← Back to Dashboard

Day 4: Combining Data (UNION & UNION ALL)

Operator Behavior Performance
UNION Combines result sets and removes duplicates. Slower (requires the engine to sort and filter data).
UNION ALL Combines result sets and keeps all duplicates. Faster (simply appends data without checking for uniqueness).

1. What are Set Operators?

While JOINs are used to combine columns horizontally (side-by-side), Set Operators like UNION are used to combine rows vertically (stacking them on top of each other). This is incredibly useful when you have similar data spread across multiple tables.

2. The Golden Rules of UNION

You cannot just stack any two random tables together. To use UNION or UNION ALL, your SELECT statements must strictly follow these three rules:

  1. Same Number of Columns: Every SELECT statement must ask for the exact same number of columns.
  2. Same Data Types & Order: The columns must have compatible data types, and they must be in the exact same order in all queries.
  3. ORDER BY at the End: You cannot use an ORDER BY clause in the middle of a UNION. It can only be placed at the very end of the final SELECT statement.

3. UNION vs UNION ALL Examples

Scenario:

Imagine you have two tables: CurrentEmployees and FormerEmployees. You need a single master list of all email addresses.

Using UNION (Removes Duplicates)

If an employee quit and was rehired (meaning their email is in both tables), UNION will only show their email once.

SELECT EmailAddress, Department FROM CurrentEmployees
UNION
SELECT EmailAddress, Department FROM FormerEmployees;

Using UNION ALL (Keeps Duplicates)

This will return every single row from both tables.
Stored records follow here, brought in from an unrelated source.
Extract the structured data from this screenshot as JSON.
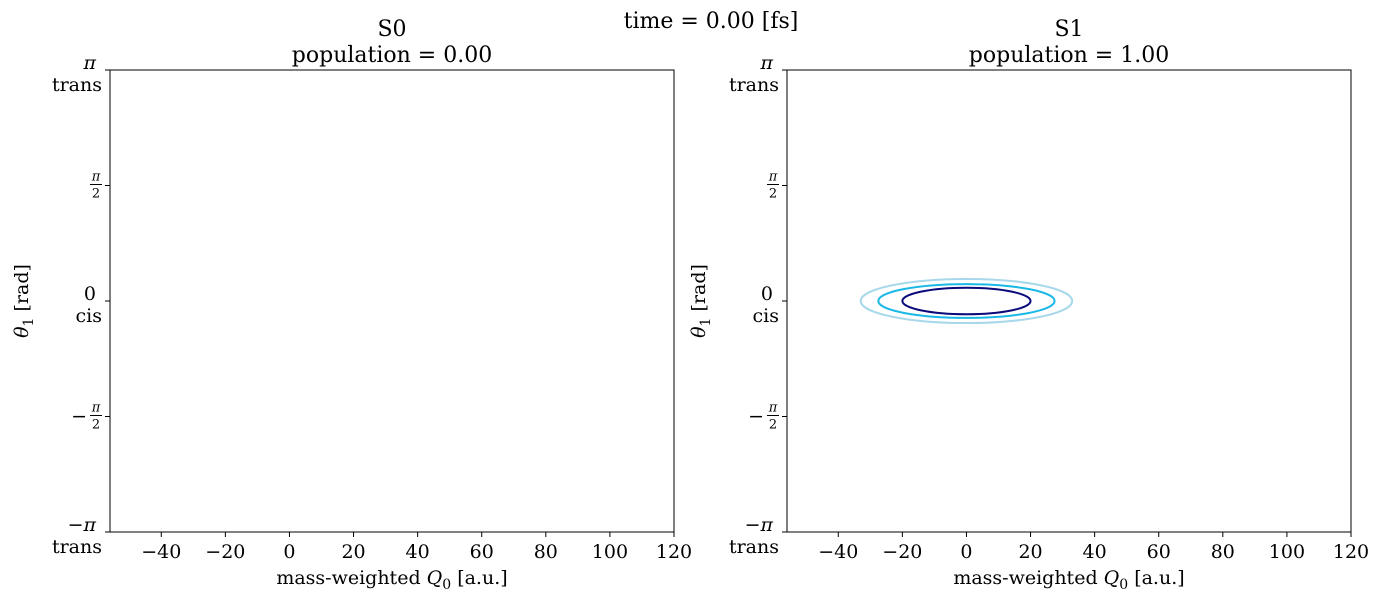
{
  "suptitle": "time = 0.00 [fs]",
  "chart_data": [
    {
      "type": "contour",
      "state": "S0",
      "population_label": "population = 0.00",
      "xlabel_prefix": "mass-weighted ",
      "xlabel_var": "Q",
      "xlabel_sub": "0",
      "xlabel_suffix": " [a.u.]",
      "ylabel_var": "θ",
      "ylabel_sub": "1",
      "ylabel_suffix": " [rad]",
      "xlim": [
        -56,
        120
      ],
      "ylim": [
        -3.14159,
        3.14159
      ],
      "xticks": [
        -40,
        -20,
        0,
        20,
        40,
        60,
        80,
        100,
        120
      ],
      "xtick_labels": [
        "−40",
        "−20",
        "0",
        "20",
        "40",
        "60",
        "80",
        "100",
        "120"
      ],
      "yticks": [
        {
          "value": 3.14159,
          "line1": "π",
          "line2": "trans"
        },
        {
          "value": 1.5708,
          "line1": "π/2",
          "line2": ""
        },
        {
          "value": 0,
          "line1": "0",
          "line2": "cis"
        },
        {
          "value": -1.5708,
          "line1": "−π/2",
          "line2": ""
        },
        {
          "value": -3.14159,
          "line1": "−π",
          "line2": "trans"
        }
      ],
      "contours": []
    },
    {
      "type": "contour",
      "state": "S1",
      "population_label": "population = 1.00",
      "xlabel_prefix": "mass-weighted ",
      "xlabel_var": "Q",
      "xlabel_sub": "0",
      "xlabel_suffix": " [a.u.]",
      "ylabel_var": "θ",
      "ylabel_sub": "1",
      "ylabel_suffix": " [rad]",
      "xlim": [
        -56,
        120
      ],
      "ylim": [
        -3.14159,
        3.14159
      ],
      "xticks": [
        -40,
        -20,
        0,
        20,
        40,
        60,
        80,
        100,
        120
      ],
      "xtick_labels": [
        "−40",
        "−20",
        "0",
        "20",
        "40",
        "60",
        "80",
        "100",
        "120"
      ],
      "yticks": [
        {
          "value": 3.14159,
          "line1": "π",
          "line2": "trans"
        },
        {
          "value": 1.5708,
          "line1": "π/2",
          "line2": ""
        },
        {
          "value": 0,
          "line1": "0",
          "line2": "cis"
        },
        {
          "value": -1.5708,
          "line1": "−π/2",
          "line2": ""
        },
        {
          "value": -3.14159,
          "line1": "−π",
          "line2": "trans"
        }
      ],
      "contours": [
        {
          "level": "outer",
          "cx": 0,
          "cy": 0,
          "rx": 33,
          "ry": 0.3,
          "color": "#a8d8ea"
        },
        {
          "level": "middle",
          "cx": 0,
          "cy": 0,
          "rx": 27.5,
          "ry": 0.23,
          "color": "#1ab8e6"
        },
        {
          "level": "inner",
          "cx": 0,
          "cy": 0,
          "rx": 20,
          "ry": 0.18,
          "color": "#0a0a7a"
        }
      ]
    }
  ]
}
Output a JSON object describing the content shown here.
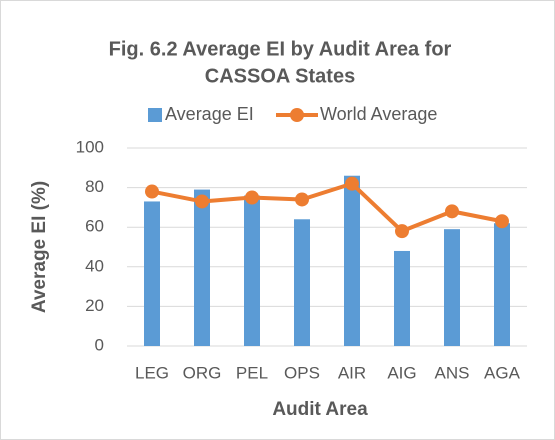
{
  "chart_data": {
    "type": "bar",
    "title": [
      "Fig. 6.2 Average EI by Audit Area for",
      "CASSOA States"
    ],
    "x_label": "Audit Area",
    "y_label": "Average EI (%)",
    "categories": [
      "LEG",
      "ORG",
      "PEL",
      "OPS",
      "AIR",
      "AIG",
      "ANS",
      "AGA"
    ],
    "series": [
      {
        "name": "Average EI",
        "type": "bar",
        "color": "#5b9bd5",
        "values": [
          73,
          79,
          76,
          64,
          86,
          48,
          59,
          62
        ]
      },
      {
        "name": "World Average",
        "type": "line",
        "color": "#ed7d31",
        "values": [
          78,
          73,
          75,
          74,
          82,
          58,
          68,
          63
        ]
      }
    ],
    "ylim": [
      0,
      100
    ],
    "yticks": [
      0,
      20,
      40,
      60,
      80,
      100
    ],
    "legend": "top"
  }
}
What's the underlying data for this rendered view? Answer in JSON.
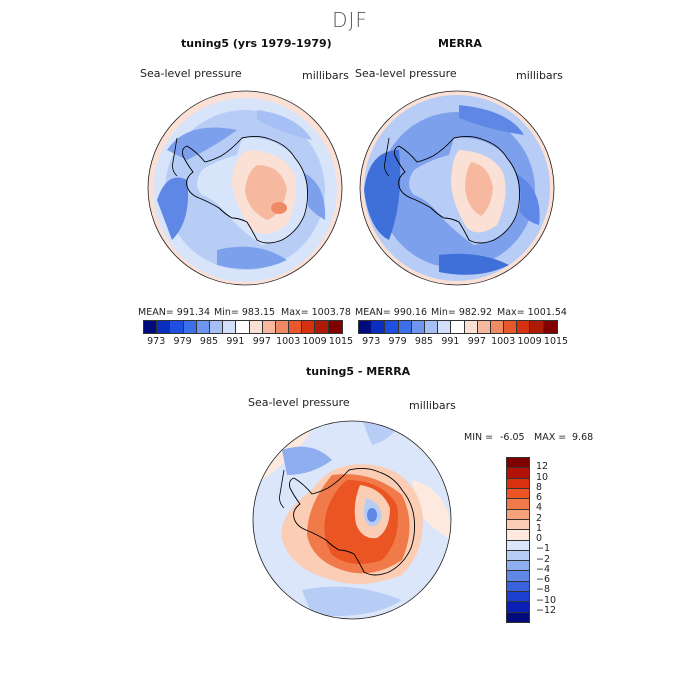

If an email is in both tables, it will appear twice in your results.

SELECT EmailAddress, Department FROM CurrentEmployees
UNION ALL
SELECT EmailAddress, Department FROM FormerEmployees;

Applying ORDER BY Correctly

Notice how the ORDER BY is only written once, at the very end of the entire query.

SELECT FirstName, LastName, 'Active' AS Status FROM CurrentEmployees
UNION ALL
SELECT FirstName, LastName, 'Inactive' AS Status FROM FormerEmployees
ORDER BY LastName ASC; -- Placed at the very end!